“Look, Mom … Here comes my friend.”
My three year old’s voice couldn’t have been more excited as we played in an otherwise empty park on a “disconnect from life” trip back to my small-town hometown last month to spend a few lazy days with my parents.
I looked around expecting to see one of my friends who happened to show up at the park with their little one that my daughter may have recognized.
Instead – I saw a Mom and her daughter walking down the street towards us. The Mom unfamiliar – her daughter looking to be about my daughter’s age.
The minute the duo joined the playground area – the girls met up above the tandem slide, asked each other their names, slid down their side of the slide, high-fived and headed off giggling to explore another part of the jungle gym. As if they’d been friends for months.
Us Moms looked at each other from our keep-a-distance spots across the play area and laughed a bit at the instant friendship that was born between the two. And we semi-awkwardly came together with our tails between our legs to introduce ourselves to one another and asked a couple of predictable “Mom” questions. And as our girls continued to play with each other, forcing the two of us to stay in the same general area… more conversation sparked up, and we learned more about each other, we shared stories about raising three-year-old girls and talked about our connection to the town we were in. And by the end of the almost 30-minute unplanned playdate, we had all made a connection with each other – the girls hugged goodbye and us Moms gave a “nice-to-meet-you” wave.
On our short drive back to my parents’ house I was thinking about that interaction that went down. And how cool it was that my daughter immediately referred to that little girl as her friend. How quickly they created a friendship. How “normal” it was for them to ask each other’s names. How they bonded on their commonality of two little girls being the same age and just wanting to have fun. And how THEIR willingness to not remain strangers during that 30-minute timeframe caused their Moms to not remain strangers either.
And what stood out even more was this: I wondered… if those girls hadn’t made the effort to connect… would that Mom and I have connected instead? Or would we have just gone about our business with the polite smile – using the “chasing our kids” excuse to avoid (*gasp*) conversation with someone we didn’t know….maybe speaking occasionally to each other only to apologize when our daughter jumped in front of the other daughter to go down the slide. Or would we – as adults – have reached out to each other to try to form a friendship – even if brief – solely based on the realization of our basic commonality as Moms?
Unfortunately, I’m not sure if we would have. Because I can think of several times I’ve been at the park with other Moms and neither of us introduced ourselves. Or struck up a conversation. Or even said goodbye to each other — let along HUG each other like those two girls did when it was time to leave.

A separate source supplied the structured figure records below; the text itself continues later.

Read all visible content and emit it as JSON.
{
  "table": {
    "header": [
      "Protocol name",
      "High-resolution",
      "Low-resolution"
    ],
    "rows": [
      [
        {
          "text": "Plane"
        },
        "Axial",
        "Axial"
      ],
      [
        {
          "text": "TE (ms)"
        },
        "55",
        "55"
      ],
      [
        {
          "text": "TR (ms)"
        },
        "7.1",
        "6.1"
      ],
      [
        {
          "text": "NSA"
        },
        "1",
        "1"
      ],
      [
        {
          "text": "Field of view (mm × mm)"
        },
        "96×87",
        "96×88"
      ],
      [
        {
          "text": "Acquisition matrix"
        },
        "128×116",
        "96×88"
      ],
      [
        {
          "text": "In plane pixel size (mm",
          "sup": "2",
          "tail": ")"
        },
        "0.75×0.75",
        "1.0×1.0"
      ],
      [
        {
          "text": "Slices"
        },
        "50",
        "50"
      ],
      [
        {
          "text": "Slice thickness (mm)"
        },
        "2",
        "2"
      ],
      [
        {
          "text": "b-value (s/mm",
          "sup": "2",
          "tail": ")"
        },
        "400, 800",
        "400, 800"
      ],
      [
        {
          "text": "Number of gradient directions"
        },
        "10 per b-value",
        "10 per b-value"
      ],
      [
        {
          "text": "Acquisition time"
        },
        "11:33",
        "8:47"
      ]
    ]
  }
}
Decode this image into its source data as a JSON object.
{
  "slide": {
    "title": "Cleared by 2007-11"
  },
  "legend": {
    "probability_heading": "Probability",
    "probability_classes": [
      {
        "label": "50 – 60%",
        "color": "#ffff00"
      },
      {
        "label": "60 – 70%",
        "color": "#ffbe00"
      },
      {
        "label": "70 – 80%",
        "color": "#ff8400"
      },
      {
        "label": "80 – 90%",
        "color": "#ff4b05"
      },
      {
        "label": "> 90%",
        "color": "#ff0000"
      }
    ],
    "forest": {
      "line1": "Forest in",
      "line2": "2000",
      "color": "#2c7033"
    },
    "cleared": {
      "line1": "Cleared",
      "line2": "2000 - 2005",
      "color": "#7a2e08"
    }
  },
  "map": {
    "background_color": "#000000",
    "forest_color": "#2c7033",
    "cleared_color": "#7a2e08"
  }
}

Why do we do that? Why do we go to the library, and to the playground, and to the play area at the mall, or in the watching area of dance class – where there are tons of Moms just like us around probably craving some adult interaction – and not create some sort of connection out of it out of it? Why don’t we introduce ourselves? Are we THAT cool that we don’t need to make a new friend? Are we THAT content to do our own thing that we miss an opportunity to make a connection with someone – even if it’s just for the 15 minutes that we’re there? Is sitting on a park bench and checking what our sort-of-Facebook-friend is doing THAT MUCH more meaningful than creating a real connection with a person that’s right in front of us? It must be. Because we usually choose those other things, don’t’ we?
You all know the quote “While we try to teach our kids all about life, our kids teach us what life is all about.” And isn’t it true in this scenario. Didn’t those two little girls teach their Moms something about life… and the simple joys of having human interaction with people. No matter how quick. No matter whether we’ll see them again. No matter where they come from. At what point along the way have we missed that? HOW do our kids know more about what’s important in life than we do?
I’m not sure.
But they do. And that’s embarrassing, guys.
But we can make up for it by making sure that they never lose that uninhibited willingness to connect with a stranger… by being willing to connect with a stranger. By getting off our phones, out of our heads and up from the playground’s bench … and getting into life’s game (one at which our kids are currently winning.)